Hei Myung C. Hyun paints one of her most treasured places located off the south eastern coast of Korea. Her Hado paintings, rendered in acrylic using a watercolor technique, are surfaced with tiny glass beads. They depict this much loved spot on Jeju Island where fresh water lakes and rivers meet the salty sea. In the Korean language, Hado has many meanings including island, region, and island in the sea.

Yoshio Ikezaki has for over thirty years been making complicated paper sculptures that transcend the limits of both abstraction and representation. His multi-layered works, using Washi paper made from Kozo fibers, often exceed several hundred sheets. By connecting the heroic determination of being human to time and space, Ikezaki extracts deep mystical beauty from these paper fibers.

Scott Katano makes rich multi-colored works that often have sculptural ingredients. In his current art practice, Katano plays with questions that interest him: Where do ideas come from, how do they develop, and in what form are they expressed? This gesture signals greater questions that highlight the uncertainty found at each crossroad of a single lifetime.
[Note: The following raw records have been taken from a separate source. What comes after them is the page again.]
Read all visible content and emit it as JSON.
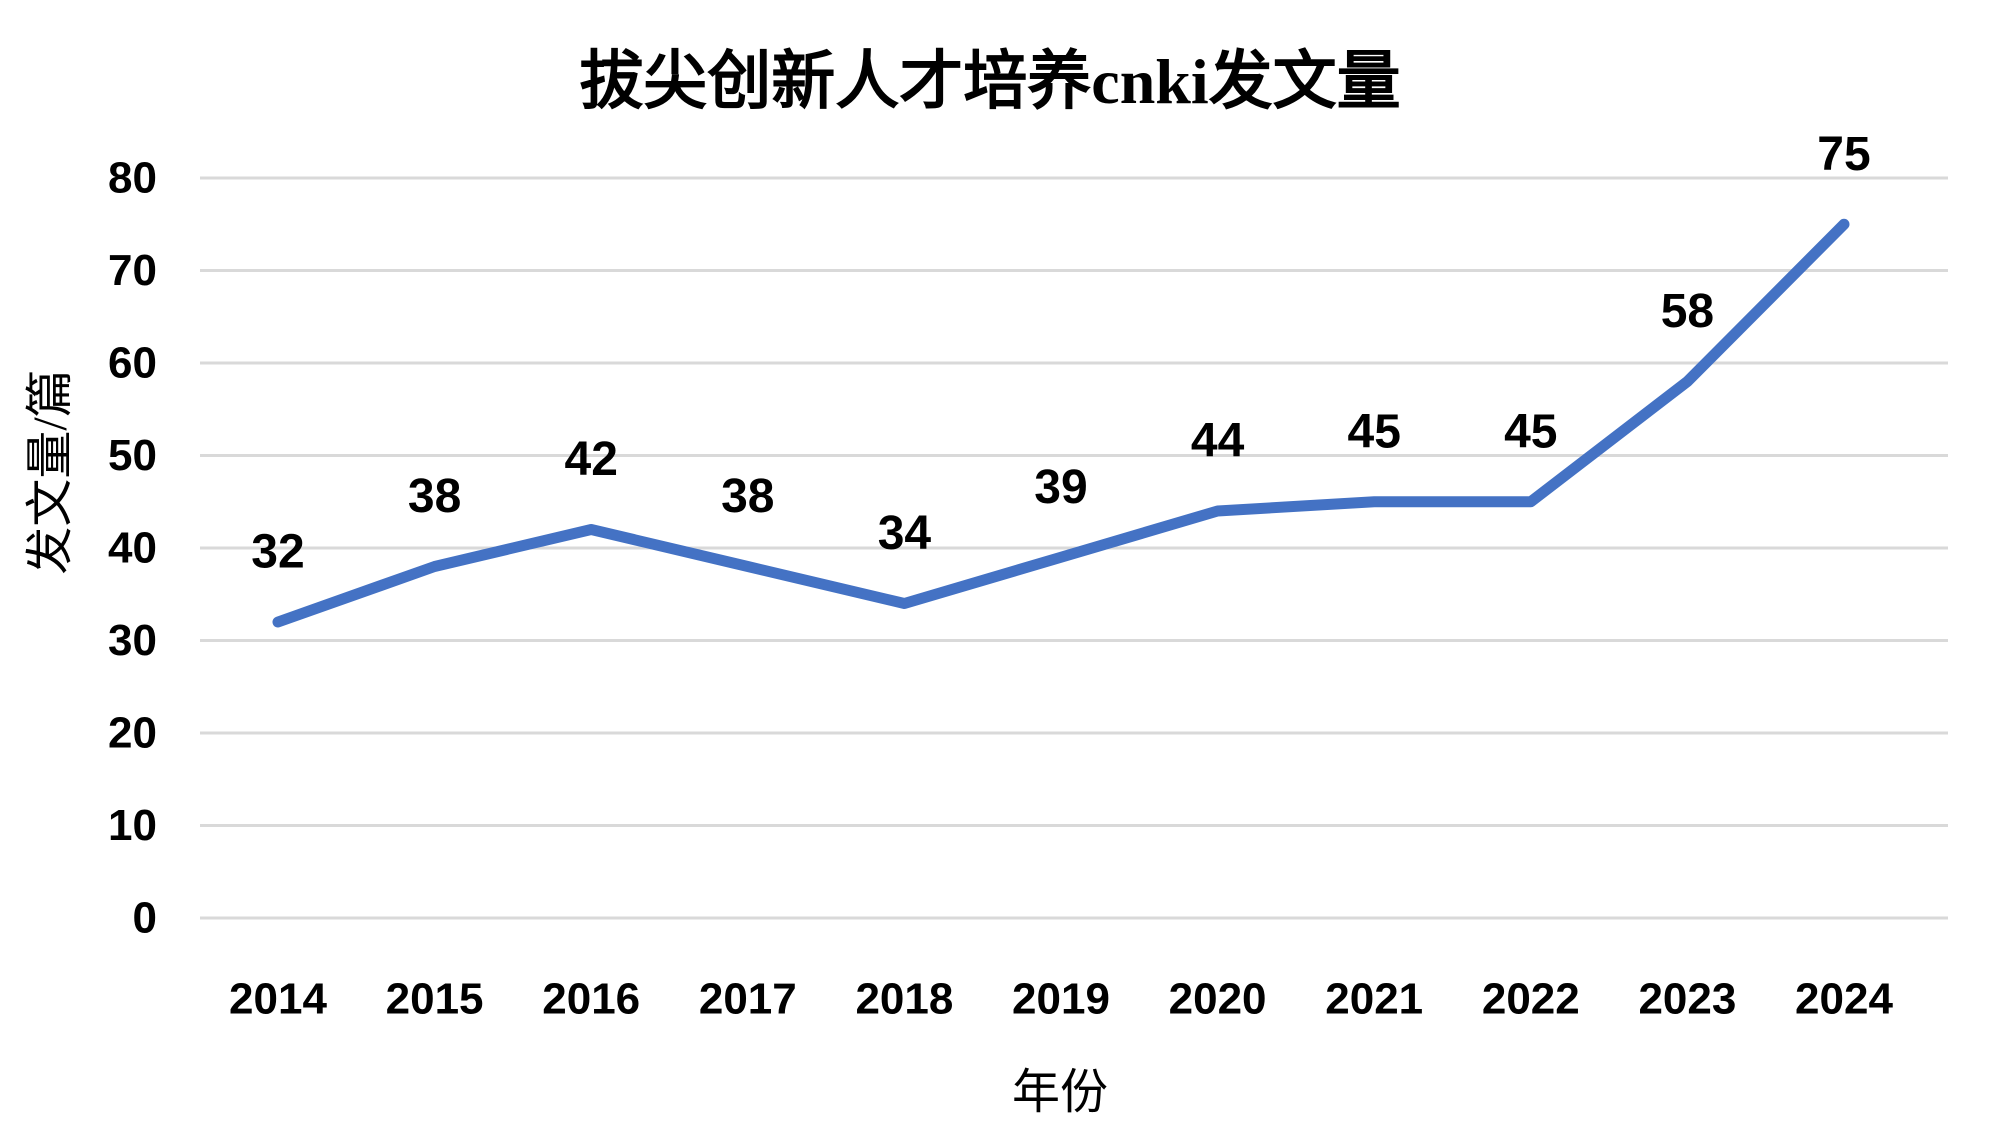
{
  "title": "拔尖创新人才培养cnki发文量",
  "colors": {
    "line": "#4472C4",
    "gridline": "#D9D9D9",
    "text": "#000000",
    "background": "#FFFFFF"
  },
  "chart_data": {
    "type": "line",
    "title": "拔尖创新人才培养cnki发文量",
    "xlabel": "年份",
    "ylabel": "发文量/篇",
    "categories": [
      "2014",
      "2015",
      "2016",
      "2017",
      "2018",
      "2019",
      "2020",
      "2021",
      "2022",
      "2023",
      "2024"
    ],
    "values": [
      32,
      38,
      42,
      38,
      34,
      39,
      44,
      45,
      45,
      58,
      75
    ],
    "data_labels": [
      "32",
      "38",
      "42",
      "38",
      "34",
      "39",
      "44",
      "45",
      "45",
      "58",
      "75"
    ],
    "yticks": [
      0,
      10,
      20,
      30,
      40,
      50,
      60,
      70,
      80
    ],
    "ylim": [
      0,
      80
    ],
    "grid": true,
    "legend": false,
    "markers": false
  }
}
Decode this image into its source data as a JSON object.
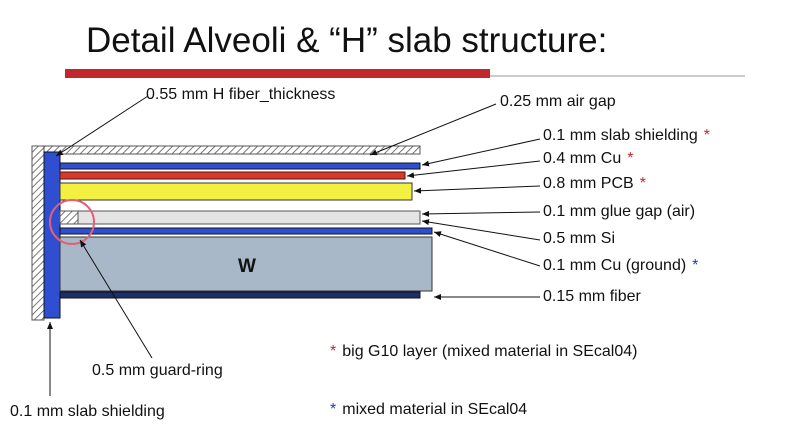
{
  "title": "Detail Alveoli & “H” slab structure:",
  "core_label": "W",
  "top_labels": [
    "0.55 mm H fiber_thickness",
    "0.25 mm air gap"
  ],
  "layer_labels": [
    {
      "text": "0.1 mm slab shielding",
      "marker": "*",
      "marker_color": "#c0282d"
    },
    {
      "text": "0.4 mm Cu",
      "marker": "*",
      "marker_color": "#c0282d"
    },
    {
      "text": "0.8 mm PCB",
      "marker": "*",
      "marker_color": "#c0282d"
    },
    {
      "text": "0.1 mm glue gap (air)"
    },
    {
      "text": "0.5 mm Si"
    },
    {
      "text": "0.1 mm Cu (ground)",
      "marker": "*",
      "marker_color": "#2233cc"
    },
    {
      "text": "0.15 mm fiber"
    }
  ],
  "bottom_labels": [
    "0.5 mm guard-ring",
    "0.1 mm slab shielding"
  ],
  "notes": [
    {
      "marker": "*",
      "marker_color": "#c0282d",
      "text": "big G10 layer (mixed material in SEcal04)"
    },
    {
      "marker": "*",
      "marker_color": "#2233cc",
      "text": "mixed material in SEcal04"
    }
  ]
}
Franklyn Liegel combines found material, painting, collage, and even sewing into compositions filled with delicate details resembling miniature geographical sites seen from above. At first glance, one may see a small cityscape with buildings, or meandering roadways and blurbs of color that look like pools. But on closer inspection, the work becomes thoroughly abstracted and more poetic.

Jin Yong Lee produces work that condenses notions of time to reveal its capricious fleeting nature. The antique and vintage items he has collected are recontextualized with present-day things to reflect on the social order and traditions of the past while offering a more contemporary reading of historical artifacts.

Kaoru Mansour arranges various found materials—string, pins, vinyl letters, et cetera—on assorted organic gourds that look like small planets. The gourds, which help form the artist’s ideas by balancing her experience with new self discoveries, function as sculpture once they are accented with iridescent and metallic acrylic colors and mounted on a wall.

Joseph Piasentin has developed a way of working with paint, pastel, graphite and other mediums that not only draws attention to his process, but also engages the viewer in a spatial event that offers continuation and potential for something new. When viewing Piasentin’s art, one can sense the artist being lost in meditative thought—his absorption in progress—on the verge of discovery.